ACTION SOLDIER, ACTION PILOT, ACTION DIVER, & ACTION MARINE
G.I. JOE: CLASSIC COLLECTION — KEYCHAINS (FUN 4 ALL)
Hey, you guys remember when I looked at that G.I. Joe keychain a while back? Wasn’t that pretty cool? I sure thought so! Here’s another four of those.
THE FIGURES THEMSELVES
These four were released as a boxed set as part of Fun 4 All’s G.I. Joe: Classic Collection in 1998. They used the same molds as the single-packed keychains, but in alternate color schemes. Like the previously reviewed Action Marine, all four “keychains” are fully articulated figures with a removable keychain attachment. And, just like that figure, all four of mine are missing said attachment, because I didn’t really buy them to be keychains.
The most standard member of the team is the Action Soldier, a member of the US Army Corps. This one in particular is wearing MP gear, showcasing a slight variant. The figure stands 3 3/4 inches tall and he has 14 points of articulation. The Action Soldier features a few parts in common with the previously reviewed Marine. They share a head, pelvis, and upper legs. The other parts are unique to the Soldiers. For whatever reason, the Soldier actually has a slightly smaller build than the other three figures, despite the original 12-inch Joes all using the same basic body. But, I guess a little bit of variety isn’t the worst thing. The sculpt is a decent offering, though he’s definitely on the softer side detailing-wise. His paint is the main defining part of this releases. It’s okay, but rather on the simple side. He lacks any sort of paint on his torso, not even on his web gear or grenades. Also, what paint he does have is rather prone to chipping, though the Soldier has held up the best of the four in this set.
The pilot is one of the more intricately designed of these figures; unlike the Marine and the Soldier, he and the Diver are actually based on fully decked-out Joes with parts from some of the supplemental sets. He’s seen here in his full pilot’s gear…or he would be if mine weren’t missing a few pieces. The Pilot is sporting an all-new sculpt, and while it’s still not quite up to Hasbro par, it’s certainly a stronger sculpt than either of the other two I’ve looked at, and is perhaps the strongest in the set. The details are more numerous, and the overall construction is a bit less rudimentary. He also gives us our only true look at the “standard” Joe head, which is a decent replica of the old 12-inch figures. His paintwork is fairly decent, and certainly better spread out and more complete than the Soldier’s. The blue/yellow combo is another non-standard look, but it works well, and it’s slightly less situational than the others in the set. The Pilot was the only one of these to actually include an accessory, which was a removable helmet. Unfortunately, I’ve lost mine, which is a real shame.
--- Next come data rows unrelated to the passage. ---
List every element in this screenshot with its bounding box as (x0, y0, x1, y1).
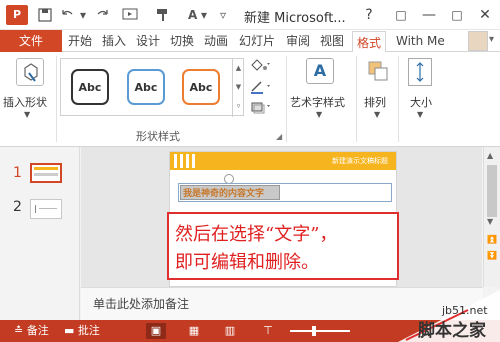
dialog-launcher-icon[interactable]: ◢ (276, 132, 282, 141)
slideshow-view-button[interactable]: ⊤ (258, 323, 278, 339)
start-from-beginning-icon[interactable] (122, 6, 138, 24)
tab-view[interactable]: 视图 (318, 30, 346, 52)
tab-slideshow[interactable]: 幻灯片 (236, 30, 278, 52)
tab-transitions[interactable]: 切换 (168, 30, 196, 52)
group-divider (398, 56, 399, 142)
shape-style-swatch[interactable]: Abc (127, 69, 165, 105)
thumbnail-number: 2 (13, 199, 22, 215)
tab-review[interactable]: 审阅 (284, 30, 312, 52)
arrange-icon[interactable] (365, 58, 391, 84)
notes-placeholder[interactable]: 单击此处添加备注 (93, 295, 189, 312)
close-button[interactable]: ✕ (474, 5, 496, 25)
document-title: 新建 Microsoft... (244, 11, 346, 26)
title-bar: P ▾ A ▾ ▿ 新建 Microsoft... ? □ — □ ✕ (0, 0, 500, 30)
ribbon-display-options-button[interactable]: □ (390, 5, 412, 25)
previous-slide-icon[interactable]: ⏫ (487, 235, 497, 244)
callout-text: 然后在选择“文字”， (175, 224, 338, 245)
group-divider (56, 56, 57, 142)
gallery-more-icon[interactable]: ▿ (233, 97, 244, 116)
insert-shape-button[interactable]: 插入形状 (3, 94, 47, 110)
wordart-icon[interactable]: A (306, 58, 334, 84)
chevron-down-icon[interactable]: ▾ (489, 34, 494, 45)
scroll-thumb[interactable] (487, 165, 497, 217)
scroll-down-icon[interactable]: ▼ (487, 217, 493, 226)
tab-format[interactable]: 格式 (352, 31, 386, 53)
ribbon-panel: 插入形状 ▼ Abc Abc Abc ▲ ▼ ▿ 形状样式 ◢ A 艺术字样式 … (0, 52, 500, 147)
insert-shape-icon[interactable] (16, 58, 44, 86)
shape-style-swatch[interactable]: Abc (71, 69, 109, 105)
shape-outline-icon[interactable] (249, 80, 273, 96)
slide-text-box[interactable]: 我是神奇的内容文字 (178, 183, 392, 202)
notes-icon: ≛ (14, 324, 24, 337)
notes-toggle-button[interactable]: ≛ 备注 (14, 320, 49, 342)
annotation-callout: 然后在选择“文字”， 即可编辑和删除。 (167, 212, 399, 280)
slide-thumbnail[interactable] (30, 199, 62, 219)
shape-fill-icon[interactable] (249, 58, 273, 74)
wordart-styles-button[interactable]: 艺术字样式 (290, 94, 345, 110)
zoom-slider-thumb[interactable] (312, 326, 316, 336)
maximize-button[interactable]: □ (446, 5, 468, 25)
slide-thumbnail-pane: 1 2 (0, 147, 80, 320)
tab-insert[interactable]: 插入 (100, 30, 128, 52)
slide-text[interactable]: 我是神奇的内容文字 (183, 186, 264, 199)
group-divider (286, 56, 287, 142)
comment-icon: ▬ (64, 324, 75, 337)
redo-icon[interactable] (96, 6, 110, 24)
tab-animations[interactable]: 动画 (202, 30, 230, 52)
normal-view-button[interactable]: ▣ (146, 323, 166, 339)
dropdown-arrow-icon[interactable]: ▾ (201, 6, 207, 24)
slide-sorter-view-button[interactable]: ▦ (184, 323, 204, 339)
scroll-down-icon[interactable]: ▼ (233, 78, 244, 97)
avatar[interactable] (468, 31, 488, 51)
save-icon[interactable] (38, 6, 52, 24)
callout-text: 即可编辑和删除。 (175, 252, 319, 273)
chevron-down-icon[interactable]: ▼ (374, 110, 380, 119)
help-button[interactable]: ? (358, 5, 380, 25)
shape-effects-icon[interactable] (249, 100, 273, 116)
slide-thumbnail[interactable] (30, 163, 62, 183)
size-icon[interactable] (408, 58, 432, 86)
thumbnail-number: 1 (13, 165, 22, 181)
format-painter-icon[interactable] (156, 6, 172, 24)
watermark-name: 脚本之家 (418, 321, 486, 341)
chevron-down-icon[interactable]: ▼ (24, 110, 30, 119)
customize-toolbar-icon[interactable]: ▿ (220, 6, 226, 24)
comments-toggle-button[interactable]: ▬ 批注 (64, 320, 100, 342)
arrange-button[interactable]: 排列 (364, 94, 386, 110)
group-divider (356, 56, 357, 142)
scroll-up-icon[interactable]: ▲ (233, 59, 244, 78)
dropdown-arrow-icon[interactable]: ▾ (80, 6, 86, 24)
scroll-up-icon[interactable]: ▲ (487, 151, 493, 160)
tab-file[interactable]: 文件 (0, 30, 62, 52)
chevron-down-icon[interactable]: ▼ (316, 110, 322, 119)
size-button[interactable]: 大小 (410, 94, 432, 110)
slide-header-bar: 新建演示文稿标题 (170, 152, 396, 170)
next-slide-icon[interactable]: ⏬ (487, 251, 497, 260)
tab-home[interactable]: 开始 (66, 30, 94, 52)
font-color-icon[interactable]: A (188, 6, 197, 24)
chevron-down-icon[interactable]: ▼ (417, 110, 423, 119)
reading-view-button[interactable]: ▥ (220, 323, 240, 339)
slide-header-text: 新建演示文稿标题 (332, 157, 388, 165)
user-name[interactable]: With Me (396, 30, 445, 52)
comments-label: 批注 (77, 324, 100, 337)
tab-design[interactable]: 设计 (134, 30, 162, 52)
shape-style-swatch[interactable]: Abc (182, 69, 220, 105)
gallery-scrollbar[interactable]: ▲ ▼ ▿ (232, 59, 244, 117)
shape-styles-group-label: 形状样式 (136, 130, 180, 143)
notes-label: 备注 (26, 324, 49, 337)
shape-style-gallery: Abc Abc Abc ▲ ▼ ▿ (60, 58, 244, 117)
powerpoint-logo-icon: P (6, 5, 28, 25)
ribbon-tabs: 文件 开始 插入 设计 切换 动画 幻灯片 审阅 视图 格式 With Me ▾ (0, 30, 500, 53)
vertical-scrollbar[interactable]: ▲ ▼ ⏫ ⏬ (483, 147, 500, 287)
minimize-button[interactable]: — (418, 5, 440, 25)
zoom-slider[interactable] (290, 330, 350, 332)
undo-icon[interactable] (60, 6, 74, 24)
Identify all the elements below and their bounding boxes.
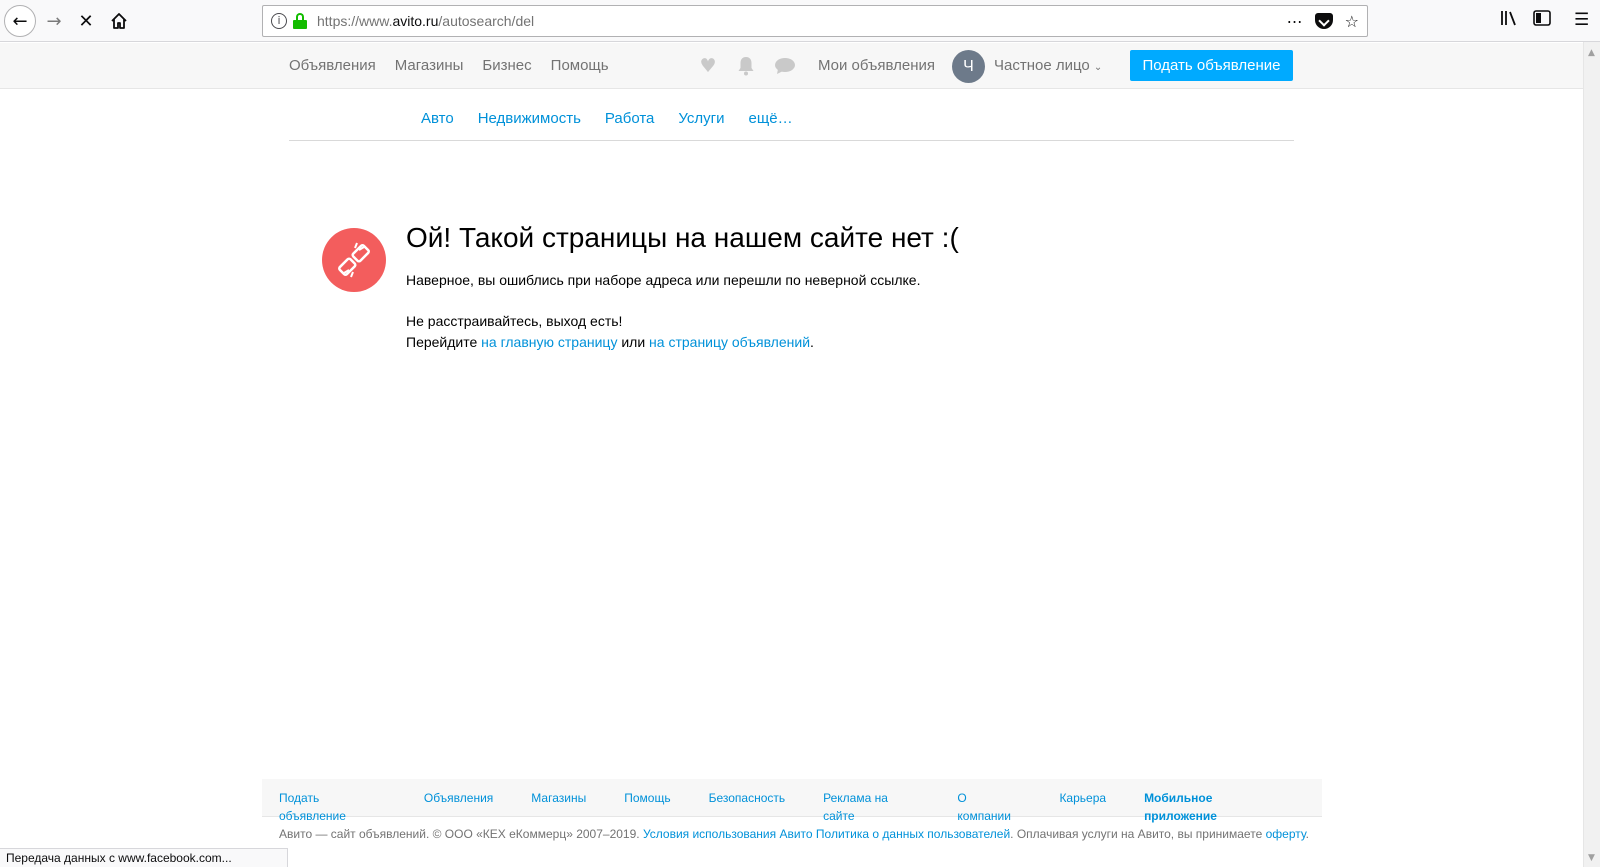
- footer-link-about[interactable]: О компании: [957, 791, 1011, 823]
- footer-link-post-ad[interactable]: Подать объявление: [279, 791, 346, 823]
- messages-chat-icon[interactable]: [774, 55, 796, 77]
- error-line-3-mid: или: [617, 334, 650, 350]
- more-icon[interactable]: ⋯: [1287, 12, 1303, 31]
- post-ad-button[interactable]: Подать объявление: [1130, 50, 1293, 81]
- category-auto[interactable]: Авто: [421, 110, 454, 127]
- privacy-policy-link[interactable]: Политика о данных пользователей: [816, 827, 1010, 841]
- home-icon[interactable]: [103, 5, 135, 37]
- chevron-down-icon: ⌄: [1093, 62, 1103, 73]
- stop-icon[interactable]: ✕: [70, 5, 102, 37]
- sidebar-icon[interactable]: [1533, 10, 1551, 31]
- error-line-1: Наверное, вы ошиблись при наборе адреса …: [406, 272, 921, 288]
- scroll-up-arrow-icon[interactable]: ▲: [1588, 48, 1595, 58]
- broken-link-icon: [322, 228, 386, 292]
- footer-link-safety[interactable]: Безопасность: [709, 791, 786, 805]
- forward-icon[interactable]: →: [38, 5, 70, 37]
- site-header: Объявления Магазины Бизнес Помощь ♥ Мои …: [0, 43, 1583, 89]
- error-description: Наверное, вы ошиблись при наборе адреса …: [406, 270, 920, 353]
- back-icon[interactable]: ←: [4, 5, 36, 37]
- user-menu[interactable]: Частное лицо ⌄: [994, 57, 1102, 74]
- address-bar[interactable]: i https://www.avito.ru/autosearch/del ⋯ …: [262, 5, 1368, 37]
- ads-page-link[interactable]: на страницу объявлений: [649, 334, 810, 350]
- nav-link-ads[interactable]: Объявления: [289, 57, 376, 74]
- nav-link-shops[interactable]: Магазины: [395, 57, 464, 74]
- error-line-2: Не расстраивайтесь, выход есть!: [406, 313, 623, 329]
- footer-link-shops[interactable]: Магазины: [531, 791, 586, 805]
- category-more[interactable]: ещё…: [749, 110, 793, 127]
- my-ads-link[interactable]: Мои объявления: [818, 57, 935, 74]
- copyright-suffix: . Оплачивая услуги на Авито, вы принимае…: [1010, 827, 1263, 841]
- error-line-3-suffix: .: [810, 334, 814, 350]
- error-line-3: Перейдите на главную страницу или на стр…: [406, 332, 920, 353]
- footer-link-mobile-app[interactable]: Мобильное приложение: [1144, 791, 1217, 823]
- user-name: Частное лицо: [994, 57, 1090, 74]
- url-scheme: https://www.: [317, 13, 393, 29]
- offer-link[interactable]: оферту: [1266, 827, 1306, 841]
- category-jobs[interactable]: Работа: [605, 110, 655, 127]
- nav-link-business[interactable]: Бизнес: [482, 57, 531, 74]
- home-page-link[interactable]: на главную страницу: [481, 334, 617, 350]
- footer-link-careers[interactable]: Карьера: [1059, 791, 1106, 805]
- top-nav: Объявления Магазины Бизнес Помощь: [289, 57, 609, 74]
- category-nav: Авто Недвижимость Работа Услуги ещё…: [289, 90, 1294, 141]
- copyright-prefix: Авито — сайт объявлений. © ООО «КЕХ еКом…: [279, 827, 643, 841]
- pocket-icon[interactable]: [1314, 13, 1333, 29]
- info-icon[interactable]: i: [271, 13, 287, 29]
- url-text[interactable]: https://www.avito.ru/autosearch/del: [317, 13, 534, 29]
- menu-icon[interactable]: ☰: [1574, 10, 1589, 30]
- notifications-bell-icon[interactable]: [735, 55, 757, 77]
- library-icon[interactable]: [1500, 10, 1518, 31]
- scroll-down-arrow-icon[interactable]: ▼: [1588, 853, 1595, 863]
- error-title: Ой! Такой страницы на нашем сайте нет :(: [406, 222, 959, 253]
- lock-icon[interactable]: [293, 13, 307, 29]
- error-line-3-prefix: Перейдите: [406, 334, 482, 350]
- status-bar: Передача данных с www.facebook.com...: [0, 848, 288, 867]
- browser-toolbar: ← → ✕ i https://www.avito.ru/autosearch/…: [0, 0, 1600, 42]
- page-scrollbar[interactable]: ▲ ▼: [1583, 42, 1600, 867]
- avatar[interactable]: Ч: [952, 50, 985, 83]
- footer-link-help[interactable]: Помощь: [624, 791, 670, 805]
- favorites-heart-icon[interactable]: ♥: [697, 55, 719, 77]
- category-realty[interactable]: Недвижимость: [478, 110, 581, 127]
- terms-link[interactable]: Условия использования Авито: [643, 827, 813, 841]
- offer-suffix: .: [1305, 827, 1309, 841]
- footer-link-ads[interactable]: Объявления: [424, 791, 493, 805]
- url-host: avito.ru: [392, 13, 439, 29]
- nav-link-help[interactable]: Помощь: [551, 57, 609, 74]
- category-services[interactable]: Услуги: [678, 110, 724, 127]
- footer-nav: Подать объявление Объявления Магазины По…: [262, 779, 1322, 823]
- copyright-text: Авито — сайт объявлений. © ООО «КЕХ еКом…: [279, 826, 1309, 843]
- bookmark-star-icon[interactable]: ☆: [1345, 12, 1359, 31]
- url-path: /autosearch/del: [438, 13, 535, 29]
- footer-link-advertising[interactable]: Реклама на сайте: [823, 791, 888, 823]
Like the Pilot, the Action Diver is a more intricately designed figure, also patterned on a fully kitted-out 12-inch Joe. The frogman get-up is actually one of my favorite classic Joe designs, and by far the most distinctive of the Navy looks. The sculpt is rivaled only by the Pilot in terms of quality. He’s got one of the most organic sculpts of the bunch, and definitely the one with the sharpest detailing. I also really dig that clear visor on the goggles; it’s a small touch that really helps the figure. Unfortunately, the Diver has one main drawback: he’s the member of the set most affected by the low quality plastic used for these figures. On both versions of the Diver own, the front piece of the pelvis has broken off; it’s a minor issue, and still leaves you with a workable figure, but it’s annoying to say the least. The Diver is actually the only figure in this set to get more paintwork than his single-carded release. Since he’s molded in orange (an alternate color scheme that actually hails form Adventures of GI Joe, the less military-themed precursor to Adventure Team), all of the straps and such are actually painted black, whereas the regular figure was just molded in black and thereby left them unpainted.
The final piece of this set is the one figure I’ve looked at before, more or less. These keychains were based on Hasbro’s commemorative 30th Anniversary figures from 1994, and while those figures included alternate color schemes for both the Pilot and the Diver, the Marine and Soldier didn’t get second releases, so these had to be made up. The Marine gets a desert camo look, which certainly makes him quickly identifiable as distinct from the standard release. Also, for whatever reason, he swaps out his lower legs for those of the Soldier, giving him tucked-in boots. Not 100% sure why, but it certainly works.
THE ME HALF OF THE EQUATION
As I noted in my Marine review, it was these keychains that introduced me to 3 3/4-inch Joes. This set was actually the last of the keychain offerings I procured. After finding the standard releases of the Diver, the Pilot, and the Marine, I was quite thrilled to find this pack at the KB just outside the town where my family vacationed over the summers. At the time, I was in the midst of quite a G.I. Joe kick, and these really hit the spot. Admittedly, they aren’t the greatest offerings. They’re fun, but definitely lower quality than a lot of figures from the same era.